Sorry if the premise is inflammatory, but I’ve been stymied by this for a while. How did we go from something like 1940s era collectivism or 1960s era leftism to the current bizarro political machine that seems to have hypnotized a large portion (if not majority) of the country? I get it - not everything is bad now, and not everything was good then. FDR’s internment camps, etc.
That said - our country seems to be at a low point in intellectualism and accountability. The DHHS head is an antivaxxer, the deputy chief of the DOJ is a far-right podcast nutball, etc. Their supporters seem to have no nuance to their opinion beyond “well, Trump said he’d fix the economy and I don’t like woke.”
Have people always been this unserious and unquestioning, or are we watching the public’s sanity unravel in real time? Or am I just imagining some idealistic version of the past that never existed, where politicians acted in good faith and people cared about the social order?

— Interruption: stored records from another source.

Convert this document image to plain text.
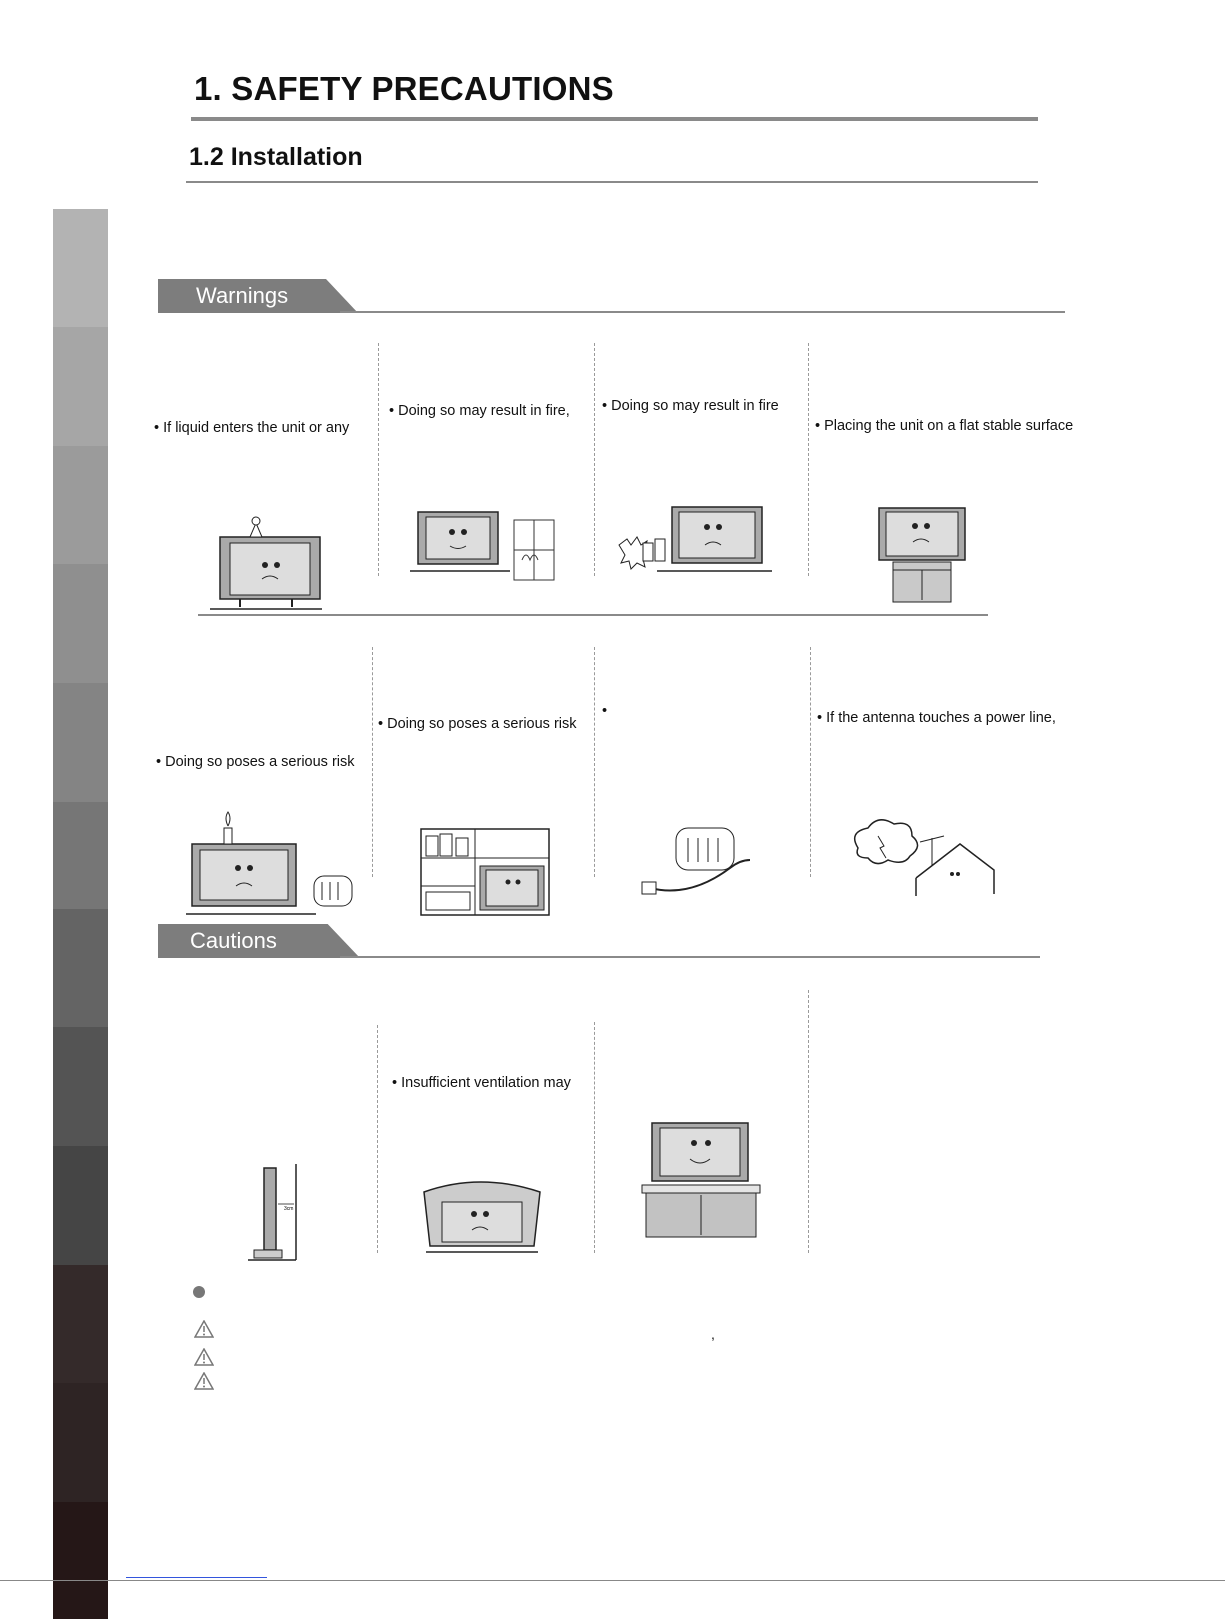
1. SAFETY PRECAUTIONS
1.2 Installation
Warnings
• If liquid enters the unit or any
• Doing so may result in fire, • Doing so may result in fire
• Placing the unit on a flat stable surface
• Doing so poses a serious risk
• Doing so poses a serious risk
•	• If the antenna touches a power line,
Cautions
• Insufficient ventilation may
3cm
,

I grew up in a small Utah town. The only four adults I ever remember hearing admit they were wrong especially when it came to politics or science or religion were my father and three of my high school teachers.
All the rest would literally tell me that the research papers and encyclopedias I tried to cite as evidence were made up by either satan or some government deep state conspiracy. Or they’d say we can “agree to disagree” about shit like animals feeling pain and the flaws in eugenics (I wish I was joking)
Yes, they have always been this stupid. Learning requires accepting when you’re wrong and the vast majority of people I knew growing up saw that as weakness.
I thought it would be different when I got out of that place, and while living in a larger city is better, it’s not better by all that much.
You forgot Satan. They also like to blame anything bad on Satan’s apparently limitless power and also Satan being so unbusy that they’d devoted time and energy into stealing your shoes.
They literally mentioned that.
Blame Satan.
Grew up in southern Idaho. Yeah that’s pretty much what I experienced growing up, too!
Wasn’t just admitting wrongness that was seen as weakness, though - honestly I came to find that most empathetic, society benefitting behaviors are spun and contorted into a weakness.
Ironic to me that, at least thru my eyes, spinning stuff like that into a “weakness” indicates to me that they’re avoiding the work they’d need to put in to be better… Which, is the real weakness here!
I think a significant portion of the problems in the US stems from a lack of willingness to work on themselves, aiming to minimize their impact on those around them (and thus themselves, through societal proxy). On the contrary, people install loud ‘mufflers’ to show they don’t give a fuck. Or leave carts outside the corral. Or scream at fast food workers, display flagrant racism, refuse to wear COVID masks - whatever.
Good ol Golden Rule really would solve it all, I think.